Dead Certain

Reviewed by Andy Smart

Grand Opera, full of backstage bitching and infighting. The plots are grandiose and the people larger than life with egos the size of small nations; but which one of them killed leading tenor Collis Raeburn? This is the mystery which confronts Sydney cop, Detective Inspector Carol Ashton and her team in Dead Certain. At first sight it looks like suicide, but the family are very keen that it should appear to be an accident - the reason being that a full inquest would reveal Raeburn to have been HIV positive and they want his memory unsullied.

The book is well up to the standard of McNab's other Carol Ashton novels, tighly written and hard to solve. I really had not got a clue right up to the end, and in retrospect McNab had left plenty for me to find.
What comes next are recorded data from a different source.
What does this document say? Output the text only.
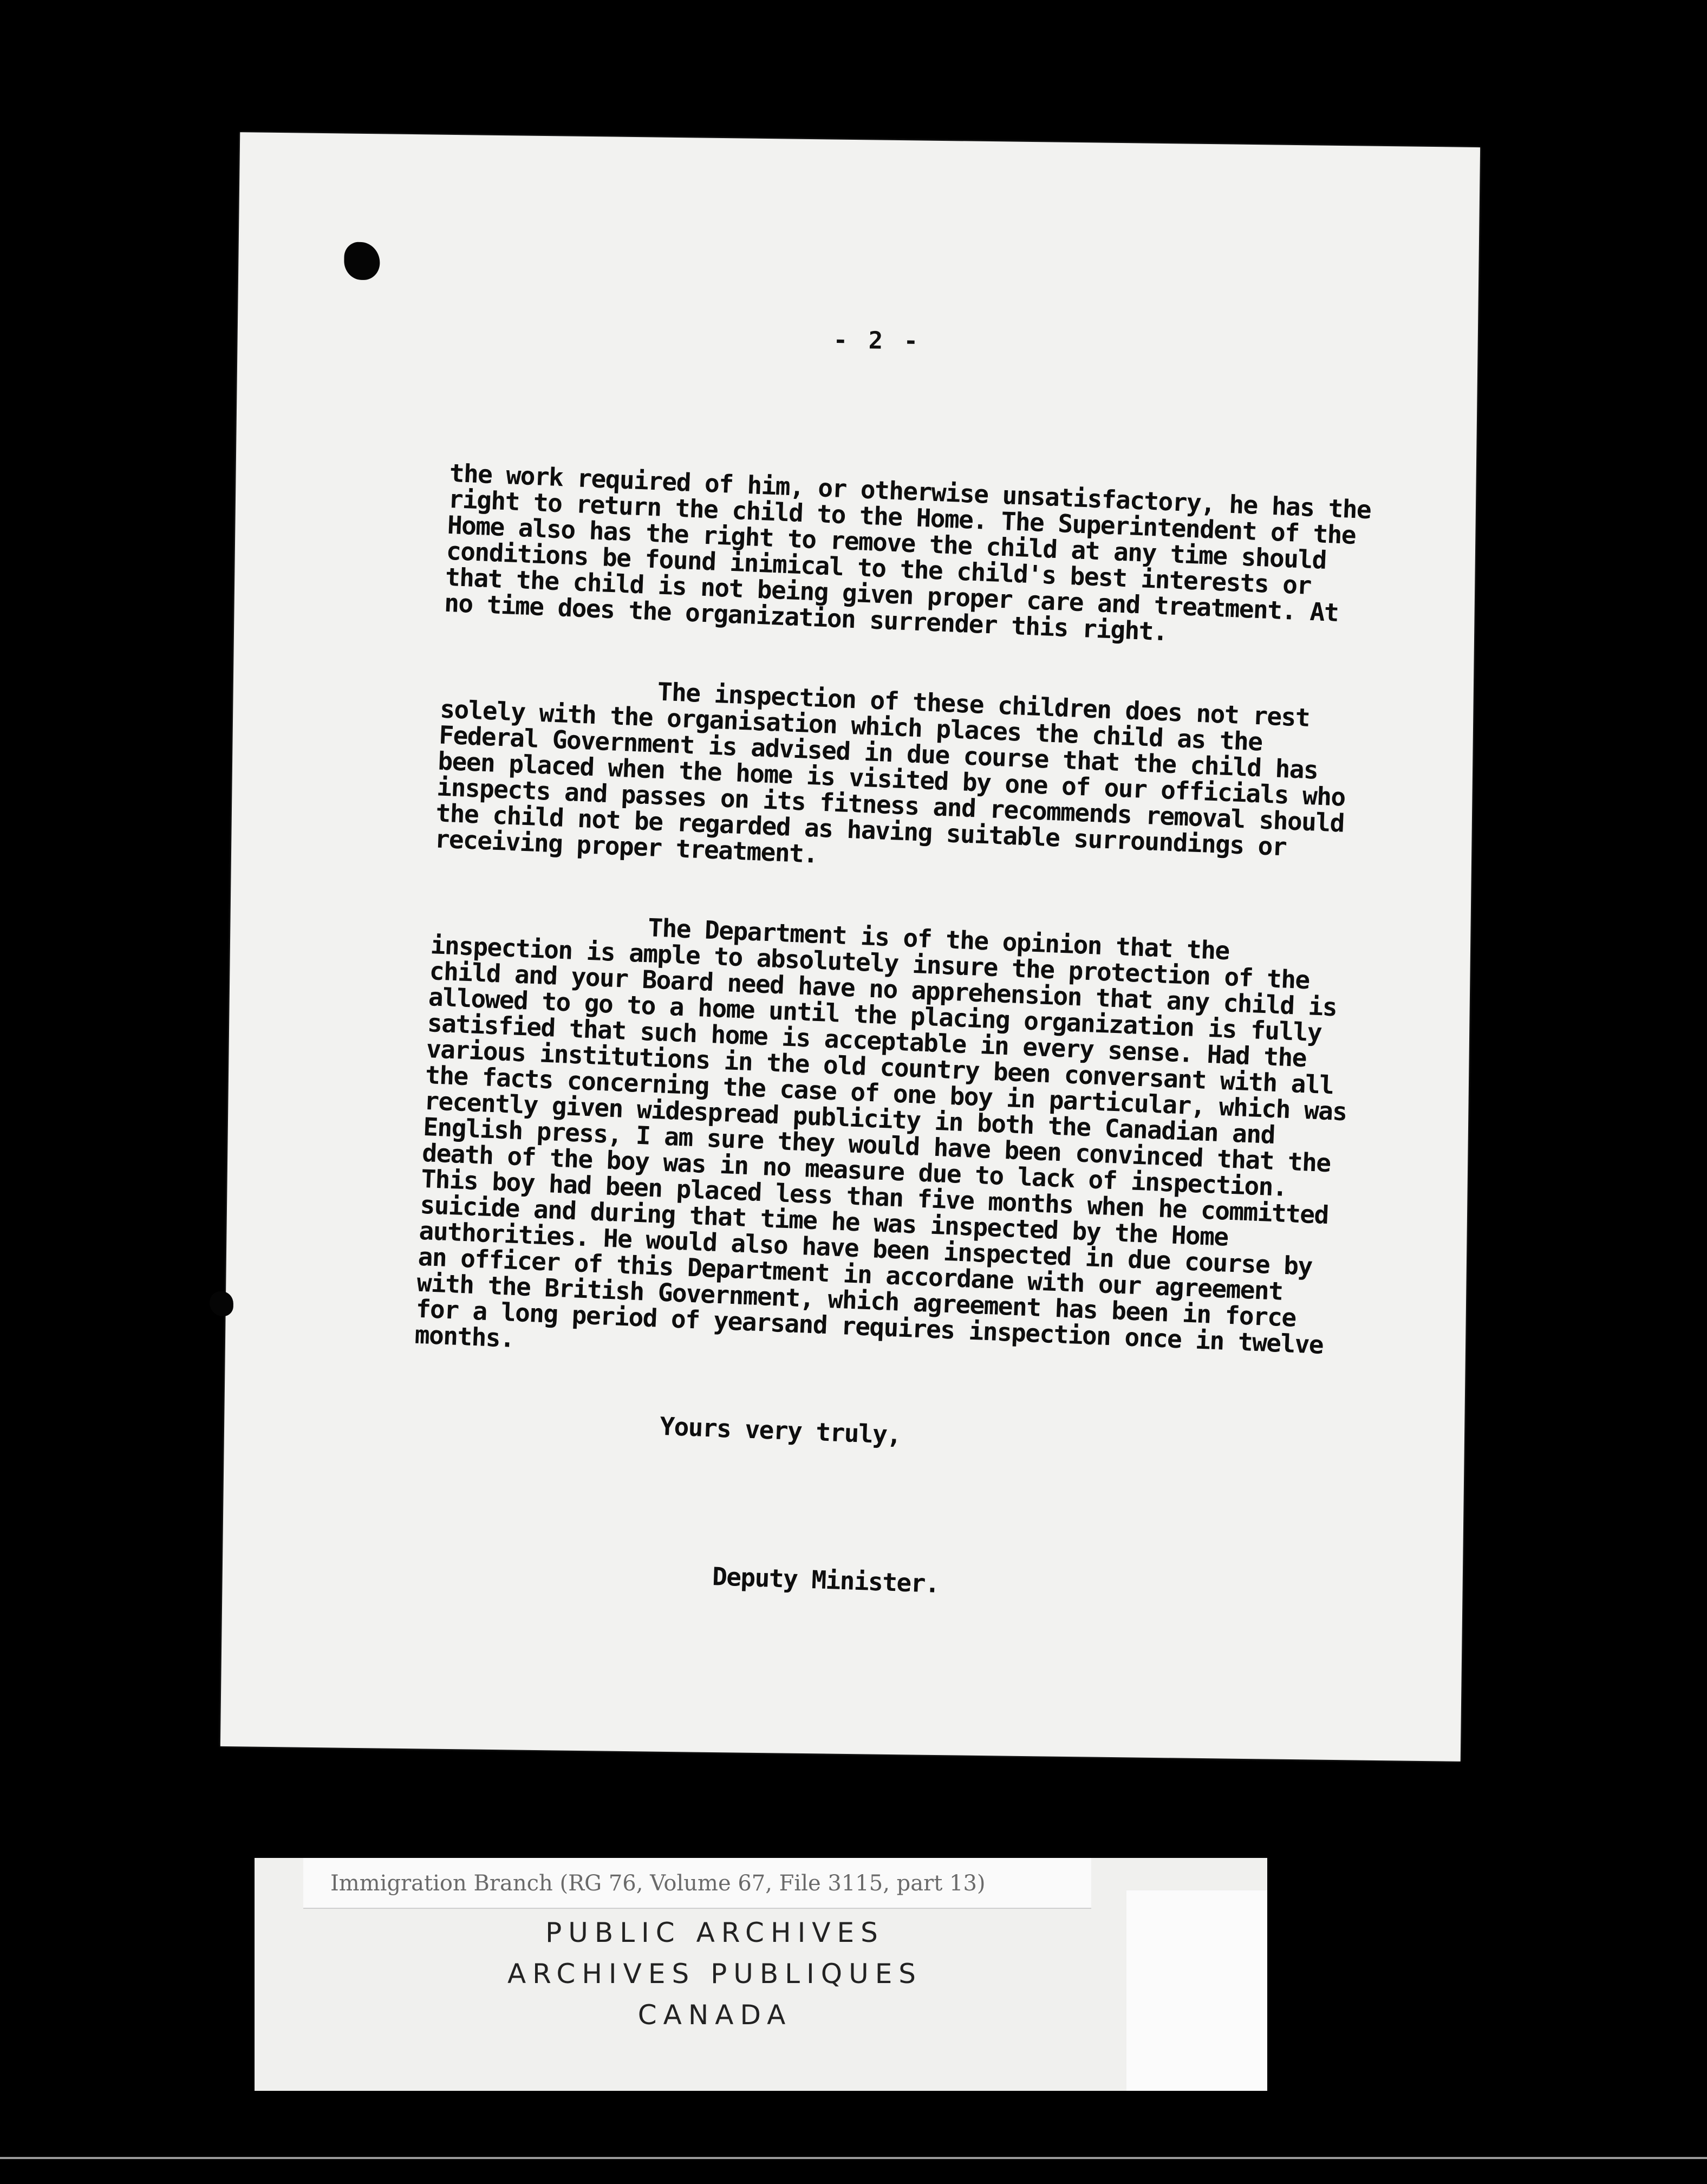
- 2 -

the work required of him, or otherwise unsatisfactory, he has the right to return the child to the Home. The Superintendent of the Home also has the right to remove the child at any time should conditions be found inimical to the child's best interests or that the child is not being given proper care and treatment. At no time does the organization surrender this right.

The inspection of these children does not rest solely with the organisation which places the child as the Federal Government is advised in due course that the child has been placed when the home is visited by one of our officials who inspects and passes on its fitness and recommends removal should the child not be regarded as having suitable surroundings or receiving proper treatment.

The Department is of the opinion that the inspection is ample to absolutely insure the protection of the child and your Board need have no apprehension that any child is allowed to go to a home until the placing organization is fully satisfied that such home is acceptable in every sense. Had the various institutions in the old country been conversant with all the facts concerning the case of one boy in particular, which was recently given widespread publicity in both the Canadian and English press, I am sure they would have been convinced that the death of the boy was in no measure due to lack of inspection. This boy had been placed less than five months when he committed suicide and during that time he was inspected by the Home authorities. He would also have been inspected in due course by an officer of this Department in accordane with our agreement with the British Government, which agreement has been in force for a long period of yearsand requires inspection once in twelve months.

Yours very truly,
Deputy Minister.
Immigration Branch (RG 76, Volume 67, File 3115, part 13)
PUBLIC ARCHIVES
ARCHIVES PUBLIQUES
CANADA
Of course in retrospect it was clear who did it, hindsight being a wonderful thing.

This is also important in that it is Carol Aston's 'coming out' novel. When the book starts she is firmly in the closet, even refusing to go with her lover to a colleague's wedding as a couple. However during the book she is threatened by a blackmailer and decides that she has to tell her superiors. This is done in the ususal forthright Ashton manner and I found it a dignified and quite touching moment.

Up until Dead Certain I have never been able to make up my mind if I liked the Carol Ashton novels or not, which is odd as I have read quite a few. However this novel had made up my mind for me - expect more reviews of books from this author in the near future!